STING promotes the growth of tumors characterized by low antigenicity via IDO activation

Cytosolic DNA sensing is an important process during the innate immune response that activates the Stimulator of Interferon Genes (STING) adaptor and induce interferon type I (IFN-I). STING incites spontaneous immunity during immunogenic tumor growth and accordingly, STING agonists induce regression of therapy-resistant tumors. However DNA, STING agonists and apoptotic cells can also promote tolerogenic responses via STING by activating immunoregulatory mechanisms such as indoleamine 2,3 dioxygenase (IDO). Here, we show that IDO activity induced by STING activity in the tumor microenvironment (TME) promoted the growth of Lewis lung carcinoma (LLC). While STING also induced IDO in tumor-draining lymph nodes (TDLNs) during EL4 thymoma growth, this event was insufficient to promote tumorigenesis. In the LLC model, STING ablation enhanced CD8+ T cell infiltration and tumor cell killing while decreasing myeloid-derived suppressor cell infiltration and IL-10 production in the TME. Depletion of CD8+ T cells also eliminated the growth disadvantage of LLC tumors in STING-deficient mice, indicating that STING signaling attenuated CD8+ T cell effector functions during tumorigenesis.

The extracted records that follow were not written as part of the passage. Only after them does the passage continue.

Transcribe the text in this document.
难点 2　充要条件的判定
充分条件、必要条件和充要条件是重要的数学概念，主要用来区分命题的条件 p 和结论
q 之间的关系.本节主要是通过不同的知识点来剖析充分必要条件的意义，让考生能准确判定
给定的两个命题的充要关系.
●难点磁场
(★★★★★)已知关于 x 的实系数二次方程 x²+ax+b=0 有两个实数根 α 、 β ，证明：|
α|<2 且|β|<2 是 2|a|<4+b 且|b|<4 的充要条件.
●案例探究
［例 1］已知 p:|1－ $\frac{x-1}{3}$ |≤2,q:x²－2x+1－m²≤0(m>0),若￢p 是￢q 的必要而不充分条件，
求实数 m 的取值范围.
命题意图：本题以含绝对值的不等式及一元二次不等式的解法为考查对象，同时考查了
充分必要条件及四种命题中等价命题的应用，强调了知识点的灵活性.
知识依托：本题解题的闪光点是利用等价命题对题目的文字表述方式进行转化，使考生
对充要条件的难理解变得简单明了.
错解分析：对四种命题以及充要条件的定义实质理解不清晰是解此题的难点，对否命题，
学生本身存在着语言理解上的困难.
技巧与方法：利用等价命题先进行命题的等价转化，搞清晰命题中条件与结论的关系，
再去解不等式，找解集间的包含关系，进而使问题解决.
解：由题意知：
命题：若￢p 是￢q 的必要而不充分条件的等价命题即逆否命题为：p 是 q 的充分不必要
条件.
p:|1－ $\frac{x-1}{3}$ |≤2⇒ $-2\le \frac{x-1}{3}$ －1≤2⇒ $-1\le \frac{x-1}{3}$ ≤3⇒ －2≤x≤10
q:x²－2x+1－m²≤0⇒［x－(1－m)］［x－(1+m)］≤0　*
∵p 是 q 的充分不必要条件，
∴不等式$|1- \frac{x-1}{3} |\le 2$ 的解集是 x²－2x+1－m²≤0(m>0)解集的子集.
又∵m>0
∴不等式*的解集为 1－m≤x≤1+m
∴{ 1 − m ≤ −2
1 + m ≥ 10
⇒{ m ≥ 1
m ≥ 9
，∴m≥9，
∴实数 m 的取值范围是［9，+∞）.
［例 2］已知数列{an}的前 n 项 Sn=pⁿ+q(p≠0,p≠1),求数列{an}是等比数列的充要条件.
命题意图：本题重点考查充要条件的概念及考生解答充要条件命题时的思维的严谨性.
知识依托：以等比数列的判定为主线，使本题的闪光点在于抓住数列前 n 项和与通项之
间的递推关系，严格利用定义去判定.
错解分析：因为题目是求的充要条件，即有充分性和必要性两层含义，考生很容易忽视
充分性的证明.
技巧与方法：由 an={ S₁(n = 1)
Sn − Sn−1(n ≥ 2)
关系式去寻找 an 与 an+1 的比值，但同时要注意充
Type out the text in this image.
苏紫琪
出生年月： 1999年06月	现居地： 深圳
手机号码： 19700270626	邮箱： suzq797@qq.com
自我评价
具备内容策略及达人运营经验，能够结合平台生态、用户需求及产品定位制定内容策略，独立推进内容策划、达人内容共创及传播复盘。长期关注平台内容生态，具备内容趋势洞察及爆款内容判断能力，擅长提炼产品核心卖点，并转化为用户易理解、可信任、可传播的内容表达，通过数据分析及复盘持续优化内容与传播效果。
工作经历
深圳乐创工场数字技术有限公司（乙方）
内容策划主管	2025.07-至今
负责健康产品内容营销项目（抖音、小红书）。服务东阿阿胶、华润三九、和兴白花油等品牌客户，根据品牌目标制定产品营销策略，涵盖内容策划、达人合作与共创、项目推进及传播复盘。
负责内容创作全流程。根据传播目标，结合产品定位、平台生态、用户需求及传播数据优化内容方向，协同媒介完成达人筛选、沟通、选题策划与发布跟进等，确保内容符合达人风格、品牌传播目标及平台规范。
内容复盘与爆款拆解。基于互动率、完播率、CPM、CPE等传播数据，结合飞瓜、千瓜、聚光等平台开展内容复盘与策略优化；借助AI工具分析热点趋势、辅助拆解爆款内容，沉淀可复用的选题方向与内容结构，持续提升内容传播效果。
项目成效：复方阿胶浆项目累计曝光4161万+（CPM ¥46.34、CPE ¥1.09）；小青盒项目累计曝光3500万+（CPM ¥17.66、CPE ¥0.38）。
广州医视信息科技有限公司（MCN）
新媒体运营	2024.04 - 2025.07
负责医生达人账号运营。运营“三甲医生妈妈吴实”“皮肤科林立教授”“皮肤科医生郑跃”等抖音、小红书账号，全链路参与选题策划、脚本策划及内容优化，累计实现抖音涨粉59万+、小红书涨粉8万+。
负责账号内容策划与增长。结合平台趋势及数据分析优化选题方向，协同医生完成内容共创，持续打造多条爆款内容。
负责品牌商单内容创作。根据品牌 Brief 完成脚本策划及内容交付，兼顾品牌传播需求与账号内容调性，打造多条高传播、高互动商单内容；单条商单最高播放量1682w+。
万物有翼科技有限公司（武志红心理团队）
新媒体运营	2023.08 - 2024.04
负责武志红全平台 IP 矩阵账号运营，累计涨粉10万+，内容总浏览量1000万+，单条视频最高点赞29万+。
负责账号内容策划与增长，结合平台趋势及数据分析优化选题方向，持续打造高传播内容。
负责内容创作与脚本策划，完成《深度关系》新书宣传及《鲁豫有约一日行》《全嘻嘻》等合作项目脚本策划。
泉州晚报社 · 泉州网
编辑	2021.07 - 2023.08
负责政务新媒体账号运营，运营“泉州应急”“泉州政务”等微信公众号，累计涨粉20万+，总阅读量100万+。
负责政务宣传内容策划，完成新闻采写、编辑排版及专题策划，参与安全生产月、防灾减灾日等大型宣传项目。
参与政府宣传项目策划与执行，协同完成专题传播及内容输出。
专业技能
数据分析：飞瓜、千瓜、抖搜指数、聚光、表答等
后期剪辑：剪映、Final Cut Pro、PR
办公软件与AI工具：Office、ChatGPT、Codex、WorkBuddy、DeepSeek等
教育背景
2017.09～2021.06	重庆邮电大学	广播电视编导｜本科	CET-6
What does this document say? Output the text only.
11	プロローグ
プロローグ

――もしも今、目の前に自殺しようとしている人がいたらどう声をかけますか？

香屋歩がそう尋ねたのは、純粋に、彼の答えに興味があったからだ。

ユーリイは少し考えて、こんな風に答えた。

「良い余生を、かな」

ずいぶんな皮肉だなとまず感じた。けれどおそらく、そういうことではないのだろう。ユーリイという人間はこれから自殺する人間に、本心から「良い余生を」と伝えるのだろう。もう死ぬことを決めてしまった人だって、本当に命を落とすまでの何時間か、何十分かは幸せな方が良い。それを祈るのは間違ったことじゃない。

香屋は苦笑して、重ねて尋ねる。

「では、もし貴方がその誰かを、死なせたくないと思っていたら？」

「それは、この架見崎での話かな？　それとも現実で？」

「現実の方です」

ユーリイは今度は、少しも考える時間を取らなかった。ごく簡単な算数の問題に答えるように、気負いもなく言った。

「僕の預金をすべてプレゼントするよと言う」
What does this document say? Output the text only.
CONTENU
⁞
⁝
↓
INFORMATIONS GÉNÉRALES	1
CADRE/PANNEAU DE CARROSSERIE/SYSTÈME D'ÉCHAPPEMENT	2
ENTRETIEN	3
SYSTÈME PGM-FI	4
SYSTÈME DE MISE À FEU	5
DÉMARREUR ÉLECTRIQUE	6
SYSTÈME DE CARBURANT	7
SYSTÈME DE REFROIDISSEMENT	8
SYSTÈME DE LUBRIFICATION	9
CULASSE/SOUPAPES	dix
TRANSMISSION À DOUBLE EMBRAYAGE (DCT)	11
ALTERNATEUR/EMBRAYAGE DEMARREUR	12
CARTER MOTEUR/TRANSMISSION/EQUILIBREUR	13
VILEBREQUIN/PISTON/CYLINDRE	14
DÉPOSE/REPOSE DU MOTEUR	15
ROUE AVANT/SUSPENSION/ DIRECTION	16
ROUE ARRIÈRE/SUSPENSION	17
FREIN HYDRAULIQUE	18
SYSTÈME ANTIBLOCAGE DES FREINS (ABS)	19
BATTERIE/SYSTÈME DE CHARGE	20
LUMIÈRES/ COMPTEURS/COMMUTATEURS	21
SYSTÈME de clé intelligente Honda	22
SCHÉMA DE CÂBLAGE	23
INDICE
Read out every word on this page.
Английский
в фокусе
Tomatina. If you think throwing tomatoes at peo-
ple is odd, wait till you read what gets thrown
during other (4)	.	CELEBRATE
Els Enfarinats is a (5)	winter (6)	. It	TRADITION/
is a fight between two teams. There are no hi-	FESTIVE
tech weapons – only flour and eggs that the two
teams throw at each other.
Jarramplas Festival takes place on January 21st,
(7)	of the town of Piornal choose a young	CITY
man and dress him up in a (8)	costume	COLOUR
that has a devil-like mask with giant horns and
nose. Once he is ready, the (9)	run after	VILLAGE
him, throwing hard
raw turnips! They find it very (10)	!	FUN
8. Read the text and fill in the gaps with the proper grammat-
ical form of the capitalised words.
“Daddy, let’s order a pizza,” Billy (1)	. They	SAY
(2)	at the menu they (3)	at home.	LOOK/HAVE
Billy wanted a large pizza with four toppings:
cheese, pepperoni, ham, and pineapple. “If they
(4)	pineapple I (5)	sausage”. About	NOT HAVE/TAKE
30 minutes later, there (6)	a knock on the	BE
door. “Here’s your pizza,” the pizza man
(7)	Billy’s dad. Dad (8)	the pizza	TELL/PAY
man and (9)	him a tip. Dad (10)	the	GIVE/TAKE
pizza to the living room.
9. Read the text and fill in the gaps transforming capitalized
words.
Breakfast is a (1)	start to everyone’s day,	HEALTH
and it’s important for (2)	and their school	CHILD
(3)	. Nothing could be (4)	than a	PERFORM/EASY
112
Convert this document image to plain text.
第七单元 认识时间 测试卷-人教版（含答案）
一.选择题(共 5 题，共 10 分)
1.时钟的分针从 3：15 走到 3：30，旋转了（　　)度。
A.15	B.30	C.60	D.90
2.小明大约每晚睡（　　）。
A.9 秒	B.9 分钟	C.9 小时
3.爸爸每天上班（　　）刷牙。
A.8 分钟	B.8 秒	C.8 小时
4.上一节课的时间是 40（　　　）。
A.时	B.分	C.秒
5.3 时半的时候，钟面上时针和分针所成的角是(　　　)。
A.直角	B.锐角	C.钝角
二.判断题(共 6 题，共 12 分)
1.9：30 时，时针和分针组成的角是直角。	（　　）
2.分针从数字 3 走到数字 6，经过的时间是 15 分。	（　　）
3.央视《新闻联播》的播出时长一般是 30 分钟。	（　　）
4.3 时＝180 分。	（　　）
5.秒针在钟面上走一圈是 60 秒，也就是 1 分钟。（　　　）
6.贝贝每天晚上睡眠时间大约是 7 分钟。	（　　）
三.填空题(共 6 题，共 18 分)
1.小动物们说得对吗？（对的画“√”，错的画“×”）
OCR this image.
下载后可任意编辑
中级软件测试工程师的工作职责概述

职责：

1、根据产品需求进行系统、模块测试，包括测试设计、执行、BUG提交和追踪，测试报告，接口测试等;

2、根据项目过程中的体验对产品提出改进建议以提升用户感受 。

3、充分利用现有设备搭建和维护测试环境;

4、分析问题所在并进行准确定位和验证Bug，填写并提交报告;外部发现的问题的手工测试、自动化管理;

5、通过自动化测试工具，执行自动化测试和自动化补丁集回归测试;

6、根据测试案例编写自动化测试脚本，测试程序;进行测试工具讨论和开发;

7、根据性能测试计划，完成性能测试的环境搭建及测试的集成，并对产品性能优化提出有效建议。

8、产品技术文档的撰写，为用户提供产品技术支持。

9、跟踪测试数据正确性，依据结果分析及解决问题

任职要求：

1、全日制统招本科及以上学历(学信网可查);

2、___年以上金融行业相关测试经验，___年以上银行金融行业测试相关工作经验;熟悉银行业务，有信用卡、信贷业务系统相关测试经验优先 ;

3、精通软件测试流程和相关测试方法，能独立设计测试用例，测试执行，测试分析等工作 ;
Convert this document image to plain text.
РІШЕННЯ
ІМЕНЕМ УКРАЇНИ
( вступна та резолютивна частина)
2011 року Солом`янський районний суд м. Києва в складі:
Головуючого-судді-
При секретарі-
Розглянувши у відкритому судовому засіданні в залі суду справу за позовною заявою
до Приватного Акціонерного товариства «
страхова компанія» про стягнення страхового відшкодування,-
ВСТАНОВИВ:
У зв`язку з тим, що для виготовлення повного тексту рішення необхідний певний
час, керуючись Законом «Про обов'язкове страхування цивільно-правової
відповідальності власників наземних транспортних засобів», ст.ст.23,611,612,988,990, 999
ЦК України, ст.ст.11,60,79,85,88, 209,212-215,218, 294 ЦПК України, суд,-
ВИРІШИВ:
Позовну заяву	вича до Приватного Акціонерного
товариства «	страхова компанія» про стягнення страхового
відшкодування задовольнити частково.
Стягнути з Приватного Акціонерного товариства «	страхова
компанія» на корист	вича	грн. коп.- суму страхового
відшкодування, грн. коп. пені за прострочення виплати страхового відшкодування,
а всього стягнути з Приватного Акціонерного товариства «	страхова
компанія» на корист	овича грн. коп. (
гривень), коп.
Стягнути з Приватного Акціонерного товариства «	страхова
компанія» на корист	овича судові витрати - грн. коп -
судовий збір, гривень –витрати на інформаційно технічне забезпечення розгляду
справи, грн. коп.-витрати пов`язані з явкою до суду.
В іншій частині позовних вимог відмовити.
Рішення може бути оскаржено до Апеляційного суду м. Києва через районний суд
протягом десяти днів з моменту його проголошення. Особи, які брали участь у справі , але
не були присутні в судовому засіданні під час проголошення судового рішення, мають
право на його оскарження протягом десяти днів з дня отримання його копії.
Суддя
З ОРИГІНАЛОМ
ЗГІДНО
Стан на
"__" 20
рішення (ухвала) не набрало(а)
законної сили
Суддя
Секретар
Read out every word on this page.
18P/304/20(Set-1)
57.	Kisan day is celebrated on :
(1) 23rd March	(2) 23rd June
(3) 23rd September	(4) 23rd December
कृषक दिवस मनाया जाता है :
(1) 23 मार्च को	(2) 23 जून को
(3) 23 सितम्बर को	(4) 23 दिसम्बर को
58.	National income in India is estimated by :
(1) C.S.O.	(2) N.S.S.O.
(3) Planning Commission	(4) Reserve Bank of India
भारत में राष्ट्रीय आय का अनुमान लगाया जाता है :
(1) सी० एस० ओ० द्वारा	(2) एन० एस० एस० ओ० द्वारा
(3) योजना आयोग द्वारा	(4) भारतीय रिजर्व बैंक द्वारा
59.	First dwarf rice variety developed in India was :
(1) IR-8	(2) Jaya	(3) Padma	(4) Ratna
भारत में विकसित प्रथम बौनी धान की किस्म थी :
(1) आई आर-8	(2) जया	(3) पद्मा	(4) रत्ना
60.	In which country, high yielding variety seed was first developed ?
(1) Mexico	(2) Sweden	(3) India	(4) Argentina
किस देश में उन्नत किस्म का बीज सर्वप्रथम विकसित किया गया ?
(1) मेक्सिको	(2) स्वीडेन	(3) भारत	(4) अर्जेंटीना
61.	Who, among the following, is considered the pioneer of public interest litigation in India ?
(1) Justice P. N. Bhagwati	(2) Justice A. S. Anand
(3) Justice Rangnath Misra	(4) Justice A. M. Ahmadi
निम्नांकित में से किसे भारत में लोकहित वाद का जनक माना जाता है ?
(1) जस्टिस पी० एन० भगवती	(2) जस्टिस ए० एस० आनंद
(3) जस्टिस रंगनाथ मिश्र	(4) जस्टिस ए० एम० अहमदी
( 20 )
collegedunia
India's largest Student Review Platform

In contrast to native LLC tumors, STING signaling did not promote growth of neoantigen-expressing LLC, nor did it induce IDO in TDLN. Similarly, STING failed to promote growth of B16 melanoma or to induce IDO activity in TDLN in this setting. Thus, our results show how STING-dependent DNA sensing can enhance tolerogenic states in tumors characterized by low antigenicity, and how IDO inhibition can overcome this state by attenuating tumor tolerance. Further, our results reveal a greater complexity in the role of STING signaling in cancer, underscoring how innate immune pathways in the TME modify tumorigenesis in distinct tumor settings, with implications for designing effective immunotherapy trials.